Pop the doubled dough into casserole, cover, and bake 30 minutes. Uncover and bake 15 to 20 more minutes.

Note that “pop the doubled dough into casserole” is code for “make a huge mess and possibly burn yourself”. Turn the TV up before this step so the children aren’t scarred by your cursing.

Finally, I got this recipe from the Mother Earth News (which I love)—their recipe, Easy, No Knead Crusty Bread, emphasizes one of the main benefits, not kneading.

The New York Times also covers this recipe and includes a link to a video that is well worth watching.

4 thoughts on “100% Whole Wheat Dutch Oven Bread”

  1. Have you ever tried scoring the top of the loaf? If your crust is forming fairly quickly, that might be stopping the loaf from expanding. But, if you make a few cuts across the top, that might let it expand a little more. Not really sure if it’ll work, but I always see cuts across the top of bread like this. It might be purely aesthetic, or it could be functional.

  2. I have scored the top in many loaves, though never in this “no knead” recipe.

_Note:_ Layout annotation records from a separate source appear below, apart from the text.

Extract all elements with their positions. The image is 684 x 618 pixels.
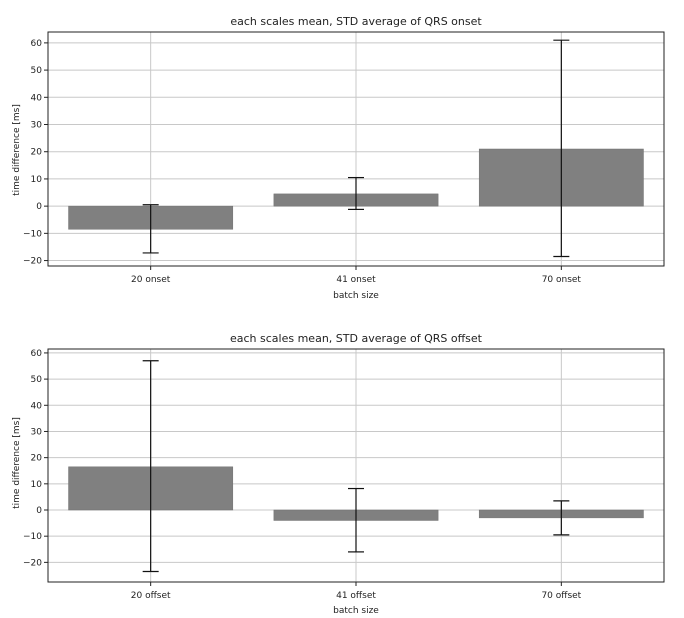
y-tick-label: 20 [31,148,43,158]
y-tick-label: 30 [31,121,43,131]
chart-qrs-offset: each scales mean, STD average of QRS off… [12,332,665,616]
y-tick-label: −20 [23,257,42,267]
x-axis-label: batch size [333,291,379,301]
chart-title: each scales mean, STD average of QRS ons… [230,15,482,28]
chart-title: each scales mean, STD average of QRS off… [230,332,483,345]
y-tick-label: 30 [31,427,43,437]
y-tick-label: 40 [31,401,43,411]
x-tick-label: 70 offset [541,591,581,601]
y-tick-label: −10 [23,532,42,542]
plot-frame [47,31,665,267]
x-tick-label: 70 onset [542,275,582,285]
y-tick-label: 10 [31,480,43,490]
y-axis-label: time difference [ms] [12,104,22,196]
x-tick-label: 20 offset [131,591,171,601]
y-tick-label: 50 [31,375,43,385]
y-tick-label: 20 [31,454,43,464]
y-tick-label: −20 [23,558,42,568]
chart-qrs-onset: each scales mean, STD average of QRS ons… [12,15,665,301]
y-tick-label: 40 [31,93,43,103]
y-tick-label: −10 [23,229,42,239]
y-tick-label: 60 [31,39,43,49]
y-tick-label: 0 [36,202,42,212]
y-tick-label: 50 [31,66,43,76]
x-axis-label: batch size [333,606,379,616]
plot-frame [47,348,665,583]
y-tick-label: 0 [36,506,42,516]
x-tick-label: 20 onset [131,275,171,285]
y-tick-label: 60 [31,349,43,359]
x-tick-label: 41 onset [336,275,376,285]
y-tick-label: 10 [31,175,43,185]
x-tick-label: 41 offset [336,591,376,601]
y-axis-label: time difference [ms] [12,417,22,509]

It is certainly worth a try. I believe the cuts are functional, and for exactly the reason you suggest–to let the loaf spring higher.

    I will have to try it, though you gotta understand how soft this dough is. It may heal itself as soon as I cut it.

  3. Coincidentally, I was reading about making crescent rolls this evening in America’s Test Kitchen “The New Best Recipe”. (Yes, I read cookbooks for fun) They said that prof. bakers often use a very high temp during the first half or so of cooking to enhance oven-spring. I’m not sure if this is very feasible given the already high temp called for in this recipe, but it’s an idea.

    And also interesting, although perhaps unrelated: They also said that retarding dough (sticking it in the fridge before the last rise) produces acetic acid, thereby improving flavor and crusty blistering.

  4. Some oven spring comes from preheating the Dutch oven, which carries enough thermal mass to make the 425 or so really count. I don’t think most kitchen ovens can go much over 450.

    Interesting that you were reading “The New Best Recipes”–presently I have the their “The Best Recipes” from the library. I should note that my wife enjoys reading cookbooks for fun.

    I will have to try retarding this no-knead dough. I’m thinking we’re headed for a full 24 hours rise between the overnight initial rise and the retarding (or retardation?!).